A “eucaliptofilia” e os actos de fé

Não são visíveis medidas oficiais de resposta aos alertas dos autarcas da região Centro.

Há por aí muitos crentes em que o problema da forte invasão por eucalipto pós-incêndio, que hoje afecta fortemente muitos concelhos da região Centro, não terá graves consequências futuras. Para o efeito invocam ciência. Argumentam que 90 a 95% da germinação de sementes de eucalipto, que prolifera no vasto território ardido em 2017, não sobreviverá após o primeiro ano. Mas será que a ciência tem resposta, nesta matéria, para uma área ardida em eucaliptal tão vasta como os mais de 90 mil hectares afectados em 2017 (mais de nove vezes a superfície da cidade de Lisboa)?

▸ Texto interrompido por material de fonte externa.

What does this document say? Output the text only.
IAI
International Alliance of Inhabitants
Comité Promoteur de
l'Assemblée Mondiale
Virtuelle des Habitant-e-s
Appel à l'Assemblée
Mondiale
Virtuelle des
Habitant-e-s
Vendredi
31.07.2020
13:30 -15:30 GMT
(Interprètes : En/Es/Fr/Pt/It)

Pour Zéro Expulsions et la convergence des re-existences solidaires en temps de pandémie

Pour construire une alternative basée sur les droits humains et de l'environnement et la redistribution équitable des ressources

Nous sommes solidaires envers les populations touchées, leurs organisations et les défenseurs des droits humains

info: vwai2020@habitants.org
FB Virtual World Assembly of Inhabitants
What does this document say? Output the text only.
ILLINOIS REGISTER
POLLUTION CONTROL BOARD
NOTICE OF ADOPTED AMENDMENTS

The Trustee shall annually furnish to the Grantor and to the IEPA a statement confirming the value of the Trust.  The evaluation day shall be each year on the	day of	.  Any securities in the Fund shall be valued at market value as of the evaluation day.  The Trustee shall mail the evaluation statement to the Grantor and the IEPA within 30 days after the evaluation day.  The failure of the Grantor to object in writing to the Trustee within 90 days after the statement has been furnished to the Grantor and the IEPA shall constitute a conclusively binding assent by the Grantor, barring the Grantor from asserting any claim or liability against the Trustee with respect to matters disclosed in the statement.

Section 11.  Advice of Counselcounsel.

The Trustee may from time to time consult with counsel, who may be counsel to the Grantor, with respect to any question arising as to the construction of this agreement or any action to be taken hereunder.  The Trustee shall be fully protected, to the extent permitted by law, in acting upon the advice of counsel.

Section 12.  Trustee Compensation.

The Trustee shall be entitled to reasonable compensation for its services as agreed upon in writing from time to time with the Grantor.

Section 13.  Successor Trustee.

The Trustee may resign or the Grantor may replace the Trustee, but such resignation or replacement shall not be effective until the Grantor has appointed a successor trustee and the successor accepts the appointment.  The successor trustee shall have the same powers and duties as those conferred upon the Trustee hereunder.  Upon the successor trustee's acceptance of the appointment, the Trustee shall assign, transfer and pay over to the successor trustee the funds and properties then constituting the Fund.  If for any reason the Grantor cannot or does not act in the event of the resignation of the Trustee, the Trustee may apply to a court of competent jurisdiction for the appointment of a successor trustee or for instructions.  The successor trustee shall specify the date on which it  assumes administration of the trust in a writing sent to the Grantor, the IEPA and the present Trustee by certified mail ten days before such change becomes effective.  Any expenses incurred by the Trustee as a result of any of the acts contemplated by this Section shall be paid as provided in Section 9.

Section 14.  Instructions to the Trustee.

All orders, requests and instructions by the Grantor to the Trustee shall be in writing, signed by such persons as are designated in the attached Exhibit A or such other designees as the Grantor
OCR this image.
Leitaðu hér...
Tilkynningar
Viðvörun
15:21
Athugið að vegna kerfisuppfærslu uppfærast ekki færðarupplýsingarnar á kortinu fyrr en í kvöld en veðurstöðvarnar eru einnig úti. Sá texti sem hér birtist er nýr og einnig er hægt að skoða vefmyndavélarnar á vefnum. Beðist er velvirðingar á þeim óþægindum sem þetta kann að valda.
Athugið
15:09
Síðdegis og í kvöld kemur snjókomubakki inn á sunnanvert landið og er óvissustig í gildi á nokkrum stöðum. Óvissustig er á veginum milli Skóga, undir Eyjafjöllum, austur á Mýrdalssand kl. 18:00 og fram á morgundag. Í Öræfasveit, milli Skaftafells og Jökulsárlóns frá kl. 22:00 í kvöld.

Profecia por profecia, não será mais viável a de termos, para o ano, o concelho de Monchique, ardido este Verão, nas mesmas condições de Oliveira do Hospital, Oliveira de Azeméis, Penela, Pedrógão Grande e muitos outros?

O que se vê hoje numa vasta área do território nacional são áreas de eucaliptal com as varas ardidas em 2017 ainda por cortar, com a rebentação, entretanto, de novas varas no mesmo pé e fortíssima germinação de novos eucaliptos entre os ardidos no ano passado. Haja fé em que S. Pedro nos traga fortes geadas, entretanto. Todavia, a fé mais viável aponta para a necessidade de um resgate ao território. Preparemo-nos para essa necessidade num futuro muito próximo. Afinal de contas, já criámos o hábito. Os lucros ficam por alguns, os prejuízos vêm para os de sempre. A Galiza já deu o pontapé de saída, com um custo de 500 euros por hectare! Nem vale a pena vir invocar que o resgate será suportado por fundos comunitários! Estes não caem do céu e ao invés de serem usados para reparar vícios recorrentes, como foram os da campanha do trigo, da massificação do pinhal bravo ou, agora, do olival intensivo e superintensivo, poderiam ser utilizados para fins sociais mais nobres. Existe ainda o factor das pragas e doenças! Talvez haja a fé de que tão vasta área ardida não impulsione ainda mais a sua já exponencial proliferação.

Fé por fé, parece que até a ex-ministra da Agricultura, Assunção Cristas, se quer demarcar da sua acção governativa, de ter convertido em legal o que antes era ilegal. Já o actual ministro Capoulas Santos parece ter a mesma fé dos “eucaliptofilos”: não são visíveis medidas oficiais de resposta aos alertas dos autarcas da região Centro. Talvez 90 a 95% dos novos eucaliptozinhos morram no próximo ano! Mas, e quanto aos 5 a 10% restantes, num mar de um extenso eucaliptal sem governo?

Mas há mais actos de fé! A indústria de celulose vive com a fé de que vai inundar os mercados europeu, norte-americano e asiático com papel de escritório, isto a partir de 10% do território de um país onde prolifera uma epidémica carga arbórea exótica, resultado de investimentos onde o factor sorte impera, sujeito, regra geral, a uma gestão de abandono. Bom, tudo indica que os norte-americanos não se terão mostrado dispostos a que tal ocorra através de práticas desleais de mercado. Já deram disso sinal e não foi só pela actual Administração Trump.

Há ainda empresas de celulose que vivem com a fé de que é possível manter e, pior, expandir unidades fabris em Vila Velha do Ródão. Há a fé de que os caudais futuros do Tejo o possam suportar. Talvez haja ainda a fé de que os contribuintes estejam dispostos, ano após ano, a financiar operações de limpeza neste rio internacional, tal como ocorreu este ano. Será? Haja fé!

Haverá ainda a fé, por parte da indústria de celulose e papel, de que as ameaças com aumento de importações e a deslocalização para a Galiza determinarão as decisões políticas a seu favor. Bom, aqui não há fé, há certezas! Afinal de contas, têm os seus “eucaliptófilos” bem colocados nos centros de decisão.

Há uma estrutura de missão para os incêndios rurais que se suporta na fé de que, ao trazer regularmente piro-especialistas estrangeiros a Portugal, nos irá impor doses maciças anuais de fumo, com a ameaça de que, de outra forma, só nos restam periódicas doses catastróficas. Esperemos que tenha a capacidade de nos apresentar mais opções para além do fogo controlado, porque existem! Obviamente, a prática do fogo controlado é a que melhor se ajusta, no plano financeiro, a grandes extensões de plantações arbóreas. Já no plano das emissões, muitos pulmões assumirão as consequências!